The aim of the extra voting restrictions, i.e. limiting the number of
voting members that any legal entity can own, and ensuring that only
those members who have already used RNA services can vote, is twofold.
Firstly by limiting the number of voting members that one organisation
owns, a hostile takeover is largely prevented. However there are flaws
in this theory since it is difficult to enforce. Therefore the issuing
of voting rights only to those members who have used RNA services,
ensures that only those members who are serious enough about setting up
a network that they have satisfied the criteria needed to receive RNA
services, can vote.

Membership in the EB

The size of the EB is a trade-off between ensuring it is small enough to
work effectively as a group and large enough to adequately represent the
membership. We believe the numbers chosen are a good trade-off
considering that there may be co-opted members.
Likewise the length of terms is a trade-off between continuity and renewal.
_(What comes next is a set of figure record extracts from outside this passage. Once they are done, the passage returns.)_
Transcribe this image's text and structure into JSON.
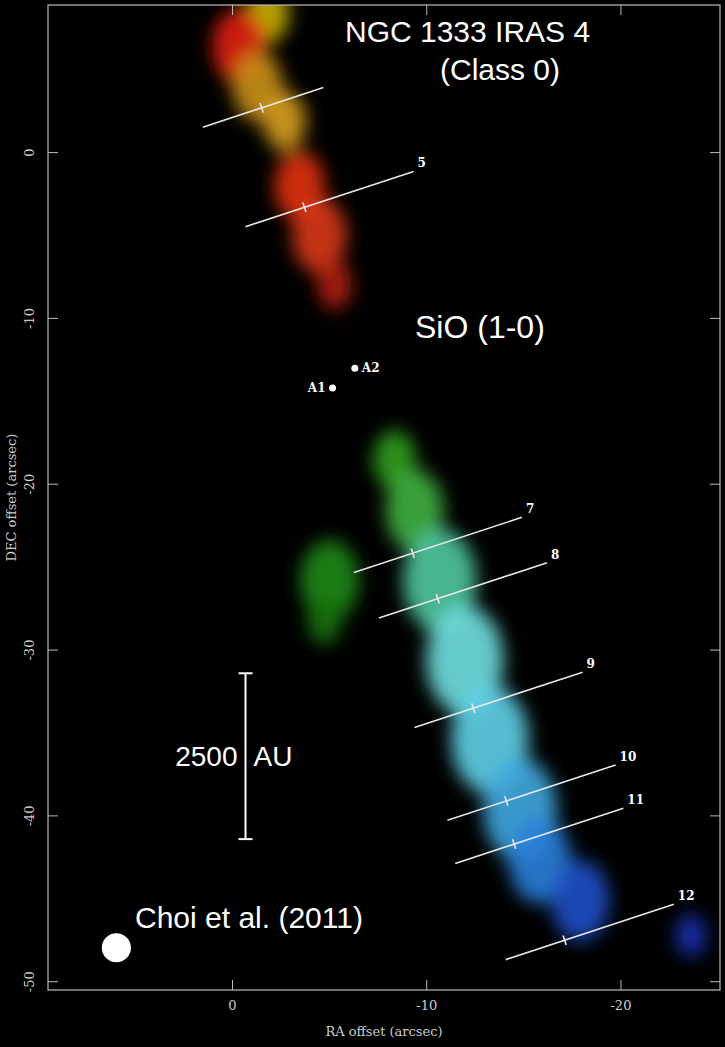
{
  "chart_data": {
    "type": "image",
    "title": "NGC 1333 IRAS 4",
    "subtitle": "(Class 0)",
    "annotations": [
      "SiO (1-0)",
      "Choi et al. (2011)"
    ],
    "x_label": "RA offset (arcsec)",
    "y_label": "DEC offset (arcsec)",
    "xlim": [
      9.5,
      -25.1
    ],
    "ylim": [
      -50.5,
      8.9
    ],
    "xticks": [
      0,
      -10,
      -20
    ],
    "yticks": [
      0,
      -10,
      -20,
      -30,
      -40,
      -50
    ],
    "sources": [
      {
        "name": "A1",
        "ra": -5.15,
        "dec": -14.2
      },
      {
        "name": "A2",
        "ra": -6.3,
        "dec": -13.0
      }
    ],
    "cuts": [
      {
        "label": null,
        "ra": -1.5,
        "dec": 2.7
      },
      {
        "label": "5",
        "ra": -3.7,
        "dec": -3.3
      },
      {
        "label": "7",
        "ra": -9.28,
        "dec": -24.16
      },
      {
        "label": "8",
        "ra": -10.57,
        "dec": -26.9
      },
      {
        "label": "9",
        "ra": -12.4,
        "dec": -33.5
      },
      {
        "label": "10",
        "ra": -14.1,
        "dec": -39.1
      },
      {
        "label": "11",
        "ra": -14.5,
        "dec": -41.7
      },
      {
        "label": "12",
        "ra": -17.1,
        "dec": -47.5
      }
    ],
    "emission": [
      {
        "ra": -1.8,
        "dec": 8.4,
        "size": 1.1,
        "color": "#c8b400"
      },
      {
        "ra": -0.36,
        "dec": 6.4,
        "size": 1.4,
        "color": "#e02010"
      },
      {
        "ra": -1.29,
        "dec": 4.0,
        "size": 1.3,
        "color": "#c89018"
      },
      {
        "ra": -2.68,
        "dec": 1.9,
        "size": 1.1,
        "color": "#d8a020"
      },
      {
        "ra": -3.45,
        "dec": -2.0,
        "size": 1.3,
        "color": "#e03010"
      },
      {
        "ra": -4.48,
        "dec": -5.0,
        "size": 1.4,
        "color": "#d83818"
      },
      {
        "ra": -5.26,
        "dec": -8.0,
        "size": 0.9,
        "color": "#b02010"
      },
      {
        "ra": -8.35,
        "dec": -18.55,
        "size": 1.1,
        "color": "#30a020"
      },
      {
        "ra": -5.0,
        "dec": -25.8,
        "size": 1.5,
        "color": "#208a18"
      },
      {
        "ra": -4.74,
        "dec": -28.2,
        "size": 0.9,
        "color": "#187010"
      },
      {
        "ra": -9.38,
        "dec": -21.6,
        "size": 1.5,
        "color": "#40b040"
      },
      {
        "ra": -10.67,
        "dec": -25.8,
        "size": 1.9,
        "color": "#50c8a0"
      },
      {
        "ra": -11.96,
        "dec": -30.6,
        "size": 2.0,
        "color": "#70e0e0"
      },
      {
        "ra": -13.25,
        "dec": -35.4,
        "size": 2.0,
        "color": "#60d0e8"
      },
      {
        "ra": -14.8,
        "dec": -39.6,
        "size": 1.9,
        "color": "#40a8e0"
      },
      {
        "ra": -15.8,
        "dec": -42.65,
        "size": 1.6,
        "color": "#2a80d8"
      },
      {
        "ra": -17.9,
        "dec": -45.1,
        "size": 1.5,
        "color": "#2050c8"
      },
      {
        "ra": -23.6,
        "dec": -47.2,
        "size": 0.8,
        "color": "#1830b0"
      }
    ],
    "scale_bar": {
      "label": "2500 AU",
      "ra": -0.67,
      "dec": -31.4,
      "length": 10
    },
    "beam": {
      "ra": 5.98,
      "dec": -47.95,
      "size": 1.5
    }
  }
}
The concept of co-opted non-voting members is a trade-off between
introducing a somewhat self-perpetuating process and ensuring that the
EB consists of serious and capable people with a stable commitment. Note
that having served as a co-opted member is consciously not a requirement
to be elected to the EB. Of course we expect that the GA would consider
the commitment and capabilities demonstrated by co-opted EB members.

Powers of the EB

The powers of the EB specifically do *NOT* include the power to
influence or change any operational decision made by the MT regarding an
individual ISP. This is designed to preserve the important credence of
impartiality and confidentiality that the RIPE NCC enjoys. It is
reasoned that if an EB member has full access to information and could
influence a decision regarding an individual ISP who may be a
competitor, then this credence of impartiality and confidentiality would
be damaged.

In order to protect the EB members from charges of irresponsible
governance they should ensure that a full arbitration procedure is in
place, should any individual ISP contest an operational decision by the
MT. This arbitration procedure should be agreed to by the GA and be a
part of the service agreement. The EB members would at no time be a part
of the arbitration process, but would ensure that proceedings are
conducted in a responsible manner.

Decision Making in the GA

The mechanisms for electronic voting have deliberately not been
described in details as technology may change. Currently some form of
authenticated mail is probably appropriate. Authentication mechanisms
can be varied according to the GA member's wishes and can range from
consistency checks of mail headers via agreed clear text passwords to
public key cryptography. It is probably appropriate for the GA to select
a group of people supervising electronic voting if it is used.
For operational effectiveness a simple majority of votes cast was
thought sufficient to make decisions. The only circumstance that was
thought serious enough to warrant the necessity of a 2/3 majority of the
number of votes cast was the removal of an EB member. Needing a 2/3
majority means that the overwhelming majority must be behind the
decision and snap decisions are avoided.